RÉFLEXIONS. Lecture en trois ans.

RÉFLEXIONS pour Mc 6:1-6

Il n'y a qu'un seul véritable obstacle entre l'homme et Dieu : la défiance. Plus exactement, il y a beaucoup d'obstacles, mais seul celui-ci se révèle vraiment insurmontable. Tout le reste peut être surmonté, sinon par l'homme, du moins par Dieu, au moyen de l'effort commun de deux volontés qui cherchent la rencontre. La défiance, elle, est insurmontable précisément pour Dieu ; et si l'homme s'y obstine, le mur entre lui et Dieu devient absolu.

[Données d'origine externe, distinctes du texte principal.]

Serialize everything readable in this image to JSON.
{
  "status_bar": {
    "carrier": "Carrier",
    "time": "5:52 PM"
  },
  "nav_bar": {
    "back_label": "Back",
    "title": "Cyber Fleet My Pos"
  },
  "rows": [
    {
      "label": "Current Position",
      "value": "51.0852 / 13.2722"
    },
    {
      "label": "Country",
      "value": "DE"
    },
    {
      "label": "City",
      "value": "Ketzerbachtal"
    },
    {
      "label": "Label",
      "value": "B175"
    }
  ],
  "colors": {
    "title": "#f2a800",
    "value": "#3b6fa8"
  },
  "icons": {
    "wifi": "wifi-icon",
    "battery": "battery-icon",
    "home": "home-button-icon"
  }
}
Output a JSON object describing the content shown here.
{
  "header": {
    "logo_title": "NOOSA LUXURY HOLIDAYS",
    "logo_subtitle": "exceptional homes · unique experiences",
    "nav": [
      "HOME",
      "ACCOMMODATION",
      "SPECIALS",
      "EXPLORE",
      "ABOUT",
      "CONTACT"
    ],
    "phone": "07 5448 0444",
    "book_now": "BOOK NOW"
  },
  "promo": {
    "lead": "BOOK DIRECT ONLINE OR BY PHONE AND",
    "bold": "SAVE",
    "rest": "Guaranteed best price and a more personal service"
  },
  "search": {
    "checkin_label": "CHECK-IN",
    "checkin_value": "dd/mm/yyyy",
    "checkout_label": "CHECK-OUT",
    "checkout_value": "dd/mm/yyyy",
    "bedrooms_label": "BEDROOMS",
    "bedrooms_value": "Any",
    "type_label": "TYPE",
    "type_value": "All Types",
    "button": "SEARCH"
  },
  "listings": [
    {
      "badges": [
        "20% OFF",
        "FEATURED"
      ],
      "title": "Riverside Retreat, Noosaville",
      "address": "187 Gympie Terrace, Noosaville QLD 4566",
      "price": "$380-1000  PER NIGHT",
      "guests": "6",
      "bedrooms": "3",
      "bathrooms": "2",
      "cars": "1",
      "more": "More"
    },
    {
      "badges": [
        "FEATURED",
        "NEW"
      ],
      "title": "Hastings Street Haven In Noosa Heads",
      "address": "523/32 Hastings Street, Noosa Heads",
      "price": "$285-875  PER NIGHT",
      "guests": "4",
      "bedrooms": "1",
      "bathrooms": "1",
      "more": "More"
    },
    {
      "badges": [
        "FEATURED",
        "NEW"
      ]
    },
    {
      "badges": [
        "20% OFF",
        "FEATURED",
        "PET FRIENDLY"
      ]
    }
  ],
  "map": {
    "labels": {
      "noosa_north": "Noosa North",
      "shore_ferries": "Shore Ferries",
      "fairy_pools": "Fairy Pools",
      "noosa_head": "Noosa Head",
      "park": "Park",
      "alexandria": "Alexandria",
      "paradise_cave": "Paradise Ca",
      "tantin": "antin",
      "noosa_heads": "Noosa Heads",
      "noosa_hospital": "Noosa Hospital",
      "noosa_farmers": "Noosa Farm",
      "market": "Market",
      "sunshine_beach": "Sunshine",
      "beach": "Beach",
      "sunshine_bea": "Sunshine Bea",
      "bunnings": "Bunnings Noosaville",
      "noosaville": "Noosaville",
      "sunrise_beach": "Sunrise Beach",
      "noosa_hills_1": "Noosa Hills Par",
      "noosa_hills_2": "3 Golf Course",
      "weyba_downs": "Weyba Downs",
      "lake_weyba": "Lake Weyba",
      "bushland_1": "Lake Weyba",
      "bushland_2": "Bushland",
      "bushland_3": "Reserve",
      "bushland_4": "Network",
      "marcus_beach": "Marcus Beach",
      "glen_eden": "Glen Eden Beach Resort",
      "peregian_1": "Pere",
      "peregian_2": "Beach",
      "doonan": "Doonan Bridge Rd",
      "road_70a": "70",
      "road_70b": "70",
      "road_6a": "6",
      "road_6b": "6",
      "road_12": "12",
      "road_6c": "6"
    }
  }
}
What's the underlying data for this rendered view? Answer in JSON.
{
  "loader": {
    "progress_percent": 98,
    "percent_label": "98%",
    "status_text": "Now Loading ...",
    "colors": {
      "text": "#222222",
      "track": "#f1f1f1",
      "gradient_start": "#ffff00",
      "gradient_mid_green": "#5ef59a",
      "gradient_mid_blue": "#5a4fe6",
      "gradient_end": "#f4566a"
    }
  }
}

Dieu pourrait entrer dans la vie de l'homme et même dans son coeur sans demander du tout le consentement humain, mais une telle entrée détruirait simplement l'homme comme personne libre, comme image de Dieu. Ne voulant pas une telle issue, Dieu, si l'homme ne Lui fait pas confiance, se retire simplement, se met à l'écart de l'espace vital de celui qui ne veut pas Le voir. Ou, autre variante, qui veut Le voir tel qu'il veut Le voir. Bien sûr, tel qu'Il est, aucun homme ne peut voir Dieu.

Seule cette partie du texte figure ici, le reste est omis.